Below is the code I'm using currently. I'm comparing vector consisting of 768 floats against 50k others, and it takes about 800ms. I'm assuming that there's a much faster implementation, either in C# or perhaps some package that I can use that does the calculation natively, but I'm having trouble finding it. Thanks!
// USAGE:
// vectors is IEnumerable<float[768]>
// vector is float[768]
vectors.DotProductSum(vector) * 100)
public static float DotProductSum(this IEnumerable<float> values, IEnumerable<float> other)
{
return values.Zip(other, (d1, d2) => d1 * d2).Sum();
}
I found a very fast solution, Faiss, which in my testing was able to query 10s of thousands of 2048-float vectors in <5ms. I'm consuming it from .NET, so used the FaissMask wrapper library. You need a number of native dependencies to do so, which you can get by building the faiss repo.

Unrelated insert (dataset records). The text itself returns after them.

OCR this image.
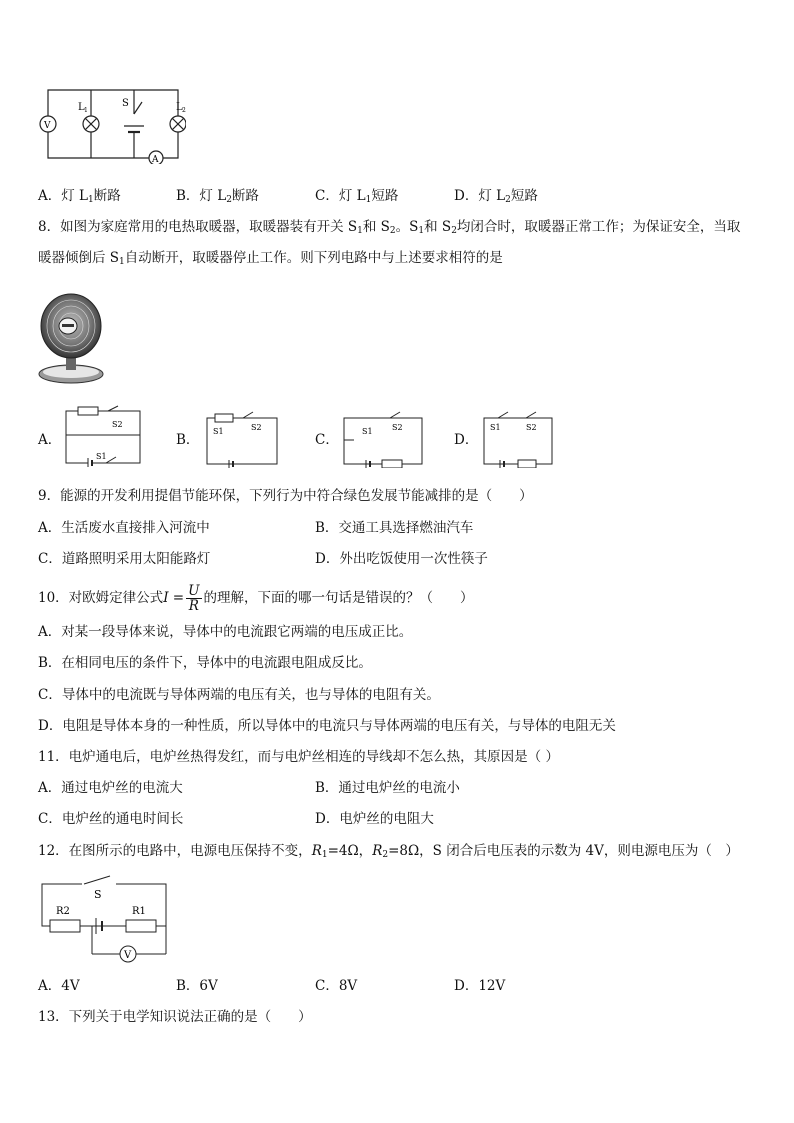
V
A
L 1
S	L 2
A．灯 $L_1$断路	B．灯 $L_2$断路	C．灯 $L_1$短路	D．灯 $L_2$短路
8．如图为家庭常用的电热取暖器，取暖器装有开关 $S_1$和 $S_2$。$S_1$和 $S_2$均闭合时，取暖器正常工作；为保证安全，当取
暖器倾倒后 $S_1$自动断开，取暖器停止工作。则下列电路中与上述要求相符的是
A．
S2
S1
B．
S1	S2
C．
S1 S2
D．
S1	S2
9．能源的开发利用提倡节能环保，下列行为中符合绿色发展节能减排的是（　　）
A．生活废水直接排入河流中	B．交通工具选择燃油汽车
C．道路照明采用太阳能路灯	D．外出吃饭使用一次性筷子
10．对欧姆定律公式$I = \frac{U}{R}$ 的理解，下面的哪一句话是错误的？（　　）
A．对某一段导体来说，导体中的电流跟它两端的电压成正比。
B．在相同电压的条件下，导体中的电流跟电阻成反比。
C．导体中的电流既与导体两端的电压有关，也与导体的电阻有关。
D．电阻是导体本身的一种性质，所以导体中的电流只与导体两端的电压有关，与导体的电阻无关
11．电炉通电后，电炉丝热得发红，而与电炉丝相连的导线却不怎么热，其原因是（ ）
A．通过电炉丝的电流大	B．通过电炉丝的电流小
C．电炉丝的通电时间长	D．电炉丝的电阻大
12．在图所示的电路中，电源电压保持不变，$R_1=4\Omega$，$R_2=8\Omega$，S 闭合后电压表的示数为 4V，则电源电压为（　）
S
R2	R1
V
A．4V	B．6V	C．8V	D．12V
13．下列关于电学知识说法正确的是（　　）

I haven't found a package with the dependencies included. Specifically, I needed:
libgcc_s_seh-1.dll
libgfortran-3.dll
libopenblas.dll
libquadmath-0.dll
faiss.dll
faiss_c.dll
After that, the code is very straightforward:
using var index = new FaissMask.IndexFlat((int)embeddingSize, MetricType.MetricInnerProduct);
index.Add(vectors);
var queryResults = index.Search(queryVector, 10);